The first one is the escalating civil war in Ingushetia, a tiny republic neighboring Chechnya. The weekly news about assassinations and armed clashes there rarely make it to the pages and airwaves of the Moscow media (Nezavisimaya gazeta, May 15). The thoroughly corrupt clique of President Murat Zyazikov, installed by the Kremlin in May 2002, has antagonized the majority of the population and proclaims every opponent as “terrorist” (www.newsru.com, May 1; Vremya novostei, February 11). The second development is the fading control over Chechnya or, more precisely, over its overlord Ramzan Kadyrov, who used the interregnum in Moscow to expel his last remaining antagonist Sulim Yamadaev and disband his Vostok battalion, which formally answered to the Defense Ministry (Novaya gazeta, April 21). Kadyrov Jr. was very useful to Moscow for enforcing a modicum of brutal order in Chechnya, but now he is much more of a liability, and a hugely expensive one, considering his treatment of the reconstruction funds as his ransom fee. The third avenue of instability goes toward Georgia but has many side roads inside Russia, so President Mikhail Saakashvili has good reasons to argue that any attempt to annex Abkhazia or South Ossetia “would inevitably have repercussions in the North Caucasus” (RIA-Novosti, May 8). The fourth development is of an entirely different character and involves large-scale preparations for hosting the 2014 Winter Olympic games in Sochi. This high-profile “national project” involves so much dirty fighting for unaccountable funds that Semyon Vainshtok, former head of Transneft, had to resign from the Oilmpstroi company leaving the colossal construction projects in the hands of local mafia (Ezhednevny zhurnal, April 24).

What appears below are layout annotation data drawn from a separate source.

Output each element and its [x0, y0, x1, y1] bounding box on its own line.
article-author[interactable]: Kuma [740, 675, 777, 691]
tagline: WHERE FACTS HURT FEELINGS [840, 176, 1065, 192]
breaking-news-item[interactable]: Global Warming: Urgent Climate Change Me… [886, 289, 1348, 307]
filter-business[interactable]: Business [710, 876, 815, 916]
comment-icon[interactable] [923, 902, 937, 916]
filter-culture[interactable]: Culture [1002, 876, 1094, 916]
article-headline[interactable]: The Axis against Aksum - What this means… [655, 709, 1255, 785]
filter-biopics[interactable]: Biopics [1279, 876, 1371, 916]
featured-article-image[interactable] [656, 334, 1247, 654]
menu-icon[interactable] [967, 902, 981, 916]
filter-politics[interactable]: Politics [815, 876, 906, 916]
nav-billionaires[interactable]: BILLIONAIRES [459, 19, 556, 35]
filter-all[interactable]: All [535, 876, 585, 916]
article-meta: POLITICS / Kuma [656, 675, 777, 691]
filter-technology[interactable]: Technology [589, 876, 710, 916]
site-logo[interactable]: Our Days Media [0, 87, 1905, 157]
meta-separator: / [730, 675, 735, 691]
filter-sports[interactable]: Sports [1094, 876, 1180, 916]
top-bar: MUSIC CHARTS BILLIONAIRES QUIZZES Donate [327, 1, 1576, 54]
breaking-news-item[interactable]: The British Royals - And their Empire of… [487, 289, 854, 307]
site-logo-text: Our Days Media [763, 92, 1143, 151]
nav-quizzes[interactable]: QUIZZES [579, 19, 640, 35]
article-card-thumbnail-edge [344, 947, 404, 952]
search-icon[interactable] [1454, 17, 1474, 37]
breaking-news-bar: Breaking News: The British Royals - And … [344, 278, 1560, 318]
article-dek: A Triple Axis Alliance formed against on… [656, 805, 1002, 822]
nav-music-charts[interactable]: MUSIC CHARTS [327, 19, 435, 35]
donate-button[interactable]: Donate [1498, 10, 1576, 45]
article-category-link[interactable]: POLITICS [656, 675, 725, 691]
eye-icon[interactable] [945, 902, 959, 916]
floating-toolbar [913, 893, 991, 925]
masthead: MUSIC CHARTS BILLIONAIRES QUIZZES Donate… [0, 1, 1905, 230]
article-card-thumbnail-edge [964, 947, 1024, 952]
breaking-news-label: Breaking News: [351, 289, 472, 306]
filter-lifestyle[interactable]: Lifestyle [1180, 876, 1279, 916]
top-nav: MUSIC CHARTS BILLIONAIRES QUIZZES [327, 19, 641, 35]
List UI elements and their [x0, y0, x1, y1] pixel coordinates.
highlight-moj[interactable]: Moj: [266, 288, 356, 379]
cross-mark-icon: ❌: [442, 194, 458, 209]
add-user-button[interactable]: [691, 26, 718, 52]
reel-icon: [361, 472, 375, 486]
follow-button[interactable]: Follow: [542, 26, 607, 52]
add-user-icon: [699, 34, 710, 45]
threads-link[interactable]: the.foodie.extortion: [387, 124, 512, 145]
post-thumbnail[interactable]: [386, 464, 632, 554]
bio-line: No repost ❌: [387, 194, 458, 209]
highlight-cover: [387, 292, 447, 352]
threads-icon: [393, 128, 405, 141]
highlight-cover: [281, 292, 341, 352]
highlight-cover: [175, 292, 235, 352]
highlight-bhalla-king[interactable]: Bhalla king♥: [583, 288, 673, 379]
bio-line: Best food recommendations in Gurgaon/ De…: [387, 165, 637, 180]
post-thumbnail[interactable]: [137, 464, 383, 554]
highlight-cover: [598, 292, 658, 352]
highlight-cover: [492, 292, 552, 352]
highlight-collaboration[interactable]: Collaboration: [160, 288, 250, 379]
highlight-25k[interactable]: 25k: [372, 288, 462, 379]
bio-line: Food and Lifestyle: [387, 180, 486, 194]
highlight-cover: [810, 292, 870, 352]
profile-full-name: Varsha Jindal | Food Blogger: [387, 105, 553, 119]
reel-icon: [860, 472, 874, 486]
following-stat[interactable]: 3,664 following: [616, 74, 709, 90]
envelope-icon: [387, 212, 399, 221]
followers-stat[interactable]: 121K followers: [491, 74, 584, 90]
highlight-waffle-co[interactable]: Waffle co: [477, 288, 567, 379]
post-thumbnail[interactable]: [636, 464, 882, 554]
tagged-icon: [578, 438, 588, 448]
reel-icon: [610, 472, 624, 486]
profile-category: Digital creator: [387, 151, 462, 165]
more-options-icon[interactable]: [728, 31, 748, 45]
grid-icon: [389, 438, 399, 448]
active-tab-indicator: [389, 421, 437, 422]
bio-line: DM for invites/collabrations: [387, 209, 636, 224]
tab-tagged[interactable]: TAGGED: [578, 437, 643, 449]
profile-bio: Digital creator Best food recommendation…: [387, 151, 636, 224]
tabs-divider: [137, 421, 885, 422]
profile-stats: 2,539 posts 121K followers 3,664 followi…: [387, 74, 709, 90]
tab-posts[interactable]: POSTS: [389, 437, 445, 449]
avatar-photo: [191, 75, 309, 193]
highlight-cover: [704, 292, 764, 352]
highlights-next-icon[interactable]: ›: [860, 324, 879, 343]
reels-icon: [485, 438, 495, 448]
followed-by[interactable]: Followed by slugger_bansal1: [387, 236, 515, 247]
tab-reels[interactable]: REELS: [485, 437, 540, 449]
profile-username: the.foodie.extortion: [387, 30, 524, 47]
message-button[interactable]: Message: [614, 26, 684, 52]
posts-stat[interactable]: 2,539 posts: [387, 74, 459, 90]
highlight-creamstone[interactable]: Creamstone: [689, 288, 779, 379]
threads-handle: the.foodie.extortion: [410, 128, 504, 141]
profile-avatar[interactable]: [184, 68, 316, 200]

There is some awareness in the Kremlin of the new risks of crisis transformation in the North Caucasus, and the new two-headed court has started with the easiest task: replacing the ineffectual Stavropol Krai governor Aleksandr Chernogorov with Valery Gaevsky, who worked as a deputy to Minister for Regional Development Dmitri Kozak (Kommersant, May 17). Another appointment appears potentially more problematic: Vladimir Ustinov, former Justice Minister, became the presidential envoy in the Southern federal district, replacing Grigory Rapota, who was moved to the Volga district. For three years since autumn 2004, it was Dmitri Kozak who firmly and attentively managed every conflict in the Southern district, removing most corrupt leaders from Dagestan to Adygeya. His departure to Moscow in September 2007 noticeably weakened federal control. Kozak did not receive any promotion in the new government, as had been widely expected, but now Ustinov brings a very different management style to the North Caucasus. Some commentators expect that his prime interest will be in the multibillion ruble Olympic project, since he had started his career in Sochi (www.gazeta.ru, May 16). There is, however, another twist to this tale. During his term as Prosecutor General, Ustinov orchestrated the destruction of the Yukos oil company and the imprisonment of its owner Mikhail Khodorkovsky, while developing close ties with Sechin and other siloviki who were behind this prosecution (The Sunday Times, May 18). Now Ustinov might build local alliances with the FSB and the military, which are hugely irritated by Kadyrov Jr. and seek to cut him down to size.
The peculiar feature of the local balance of political forces is that the military muscle in the North Caucasus has been seriously strengthened, and the deployment of the two mountain brigades in Dagestan and Karachaevo-Cherkessia adds more punch. At the same time, however, the military leadership in Moscow now includes a Commander-in-Chief who has no experience whatsoever, a Defense Minister who is dealing exclusively with the money flow, a Chief of the General Staff who has never commanded a regiment and is consumed by bureaucratic infighting, and a Secretary of the Security Council, who is the former head of the FSB. Nobody in this group has any idea about fighting local wars, and Medvedev’s first presidential visit to a missile division (where he did not cut a very convincing figure) only confirmed this deficiency (Kommersant, May 16).
Perhaps the last thing Medvedev wants to see in his first 100 days is a Caucasian war reverberating from Abkhazia to Dagestan. Power-holders in this region, however, know first hand that war is a continuation of politics and are very sensitive to the weakness of the experimental division of power in Moscow. Just because the Kremlin does not know how to control its own military does not mean that those local power holders would remain idle, since it does not make much sense for them to sit back and wait until the Medvedev-Putin tandem is ready. Medvedev may fancy himself to be Putin’s peer in bureaucratic intrigue but there is more to leadership than cadre reshuffling.